Nieves let the charcoal portrait of Elisabeth nailed to the wall on the second floor of the Chili Dog Emporium (where it would hang, unnoticed, long after the diner changed hands to fourth-generation Greeks) and resisted the —“I was on the urge,” she told a stranger—to see what was going on in the alley behind the building.

Elisabeth was late picking up her kids, as she would be time and time again for months (this thoughtlessness, compounded by other derelictions would be evidence in her divorce) and Nieves returned to Macon Street to make dinner for Grandpop.

Basilio was off on foot somewhere, looking for coins in the street, searching for the right abandoned building upon whose walls he would paint a mural percolating behind his forehead.

“How’s my brother?” asked Grandpop as Nieves fried steak and potatoes in olive oil and garlic on top of the stove.

Grandpop had not seen his younger brother—Nieves’ grandfather—since paying his way from Gibraltar to Baltimore by shoveling coal into the boiler of a tramp steamer.

“He’s good,” said Nieves.

“Getting old like me,” said Grandpop.

“No,” said Nieves.

“Yes,” smiled Grandpop.         

Nieves turned down the flame under the skillet and took a seat across from Grandpop, the stove at her back. From her pocket, she took a small bottle wrapped in red and yellow tissue and pushed it across the table like a chess piece. It rested on a page of three paragraph crime stories in the afternoon paper.

Grandpop had circled the especially stupid and heinous items with a red pencil, forgetting—in the opacity of old age—that the red circle can land on anyone’s house.
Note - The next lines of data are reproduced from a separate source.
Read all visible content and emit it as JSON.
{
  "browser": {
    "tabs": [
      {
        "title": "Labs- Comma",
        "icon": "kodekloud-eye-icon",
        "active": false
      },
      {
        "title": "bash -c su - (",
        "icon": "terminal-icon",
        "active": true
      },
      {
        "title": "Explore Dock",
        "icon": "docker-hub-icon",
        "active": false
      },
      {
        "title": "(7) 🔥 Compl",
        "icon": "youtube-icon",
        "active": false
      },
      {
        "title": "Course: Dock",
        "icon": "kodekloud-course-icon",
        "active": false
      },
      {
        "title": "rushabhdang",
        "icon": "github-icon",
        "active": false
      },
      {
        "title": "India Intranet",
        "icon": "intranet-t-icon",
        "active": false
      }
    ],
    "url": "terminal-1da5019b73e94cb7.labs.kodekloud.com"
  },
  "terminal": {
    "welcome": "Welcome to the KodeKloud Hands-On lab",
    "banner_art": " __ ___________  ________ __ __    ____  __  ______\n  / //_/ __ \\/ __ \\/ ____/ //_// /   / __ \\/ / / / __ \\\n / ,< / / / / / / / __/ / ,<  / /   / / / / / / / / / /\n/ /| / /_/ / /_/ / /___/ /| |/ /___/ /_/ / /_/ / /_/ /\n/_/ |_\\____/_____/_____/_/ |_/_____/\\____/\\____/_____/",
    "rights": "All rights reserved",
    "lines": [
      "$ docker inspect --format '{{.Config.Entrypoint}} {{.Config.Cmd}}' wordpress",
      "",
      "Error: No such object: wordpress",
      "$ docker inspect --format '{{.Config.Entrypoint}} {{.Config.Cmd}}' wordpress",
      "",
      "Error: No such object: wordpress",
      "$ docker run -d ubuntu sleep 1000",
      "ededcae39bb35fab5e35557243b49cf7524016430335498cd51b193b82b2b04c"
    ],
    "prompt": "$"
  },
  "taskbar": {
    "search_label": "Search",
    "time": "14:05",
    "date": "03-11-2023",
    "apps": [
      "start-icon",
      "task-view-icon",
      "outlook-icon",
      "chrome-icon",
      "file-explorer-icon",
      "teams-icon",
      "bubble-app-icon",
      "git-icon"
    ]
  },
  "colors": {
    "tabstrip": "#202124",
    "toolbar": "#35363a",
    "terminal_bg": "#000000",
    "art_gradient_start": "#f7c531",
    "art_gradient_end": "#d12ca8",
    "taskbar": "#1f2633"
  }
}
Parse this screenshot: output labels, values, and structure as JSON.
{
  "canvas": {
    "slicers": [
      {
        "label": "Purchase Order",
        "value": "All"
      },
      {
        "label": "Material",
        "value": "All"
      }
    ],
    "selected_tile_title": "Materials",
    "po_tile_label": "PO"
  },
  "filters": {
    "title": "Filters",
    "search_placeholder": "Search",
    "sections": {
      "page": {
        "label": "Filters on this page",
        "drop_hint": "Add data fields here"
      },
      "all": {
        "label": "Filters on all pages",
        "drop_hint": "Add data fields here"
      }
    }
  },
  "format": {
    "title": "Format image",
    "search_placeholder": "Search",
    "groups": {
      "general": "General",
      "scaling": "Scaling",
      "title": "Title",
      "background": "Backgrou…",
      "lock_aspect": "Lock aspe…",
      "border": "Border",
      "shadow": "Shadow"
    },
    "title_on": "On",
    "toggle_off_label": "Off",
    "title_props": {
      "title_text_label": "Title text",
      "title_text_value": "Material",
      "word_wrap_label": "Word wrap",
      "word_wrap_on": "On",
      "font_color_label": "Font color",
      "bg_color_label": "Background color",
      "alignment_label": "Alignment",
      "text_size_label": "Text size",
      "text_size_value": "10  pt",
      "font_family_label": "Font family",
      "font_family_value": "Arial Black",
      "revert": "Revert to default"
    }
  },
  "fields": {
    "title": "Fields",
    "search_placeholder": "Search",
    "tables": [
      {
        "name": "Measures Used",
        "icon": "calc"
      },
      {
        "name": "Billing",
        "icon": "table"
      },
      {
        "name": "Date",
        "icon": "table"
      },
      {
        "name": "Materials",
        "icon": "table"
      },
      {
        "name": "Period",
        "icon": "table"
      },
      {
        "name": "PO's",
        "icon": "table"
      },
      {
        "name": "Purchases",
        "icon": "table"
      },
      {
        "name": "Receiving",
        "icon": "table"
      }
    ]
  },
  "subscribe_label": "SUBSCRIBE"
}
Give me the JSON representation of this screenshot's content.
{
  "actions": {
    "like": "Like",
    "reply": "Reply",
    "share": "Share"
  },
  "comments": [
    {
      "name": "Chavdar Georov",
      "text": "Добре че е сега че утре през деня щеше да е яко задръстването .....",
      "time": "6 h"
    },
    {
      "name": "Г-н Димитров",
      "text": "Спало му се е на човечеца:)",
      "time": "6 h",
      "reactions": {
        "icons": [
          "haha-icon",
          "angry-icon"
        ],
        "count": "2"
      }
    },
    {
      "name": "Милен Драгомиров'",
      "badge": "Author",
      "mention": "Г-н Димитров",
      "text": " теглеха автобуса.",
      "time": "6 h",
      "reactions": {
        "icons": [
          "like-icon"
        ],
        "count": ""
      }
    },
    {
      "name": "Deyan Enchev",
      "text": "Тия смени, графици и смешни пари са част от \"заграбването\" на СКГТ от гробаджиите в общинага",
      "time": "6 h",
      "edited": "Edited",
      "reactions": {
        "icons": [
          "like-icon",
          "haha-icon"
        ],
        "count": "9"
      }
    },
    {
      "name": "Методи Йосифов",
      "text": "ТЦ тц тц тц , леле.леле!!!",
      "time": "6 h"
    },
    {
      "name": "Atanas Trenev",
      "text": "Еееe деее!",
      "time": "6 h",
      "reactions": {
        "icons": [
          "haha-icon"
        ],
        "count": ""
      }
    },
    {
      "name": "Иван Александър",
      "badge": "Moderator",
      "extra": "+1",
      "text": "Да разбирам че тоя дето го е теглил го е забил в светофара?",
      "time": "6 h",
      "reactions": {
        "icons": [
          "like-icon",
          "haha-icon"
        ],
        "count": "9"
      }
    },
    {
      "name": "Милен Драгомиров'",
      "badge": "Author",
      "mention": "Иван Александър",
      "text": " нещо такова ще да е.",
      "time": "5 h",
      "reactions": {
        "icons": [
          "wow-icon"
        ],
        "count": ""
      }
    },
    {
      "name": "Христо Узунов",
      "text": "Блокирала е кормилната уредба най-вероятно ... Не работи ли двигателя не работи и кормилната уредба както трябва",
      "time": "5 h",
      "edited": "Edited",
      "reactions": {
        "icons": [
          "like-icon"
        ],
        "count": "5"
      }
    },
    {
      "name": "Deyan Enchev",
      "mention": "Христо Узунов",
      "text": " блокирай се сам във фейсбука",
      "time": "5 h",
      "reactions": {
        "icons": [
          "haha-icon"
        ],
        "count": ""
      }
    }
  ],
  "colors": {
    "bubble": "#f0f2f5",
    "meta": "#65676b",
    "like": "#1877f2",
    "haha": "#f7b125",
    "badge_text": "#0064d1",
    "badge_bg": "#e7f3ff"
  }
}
[And would fall on his before the summer was out.]

 “What’s this?”

“Open it,” said Nieves.

A miniature anisette bottle filled with dirt from the Boullosa village.

“Tierra sagrado . . .”

Before Basilio could come home and mix it with red and yellow paint for his latest canvas – a portrait of Elisabeth and Nieves walking hand-in-hand down Eastern Avenue – Grandpop sprinkled the dirt under his pepper plants.

Grandpop, setting the bottle next to the wine carafe: “Quiere usted un postre?”

Nieves: “Siempre dulces, Tio Basilio.”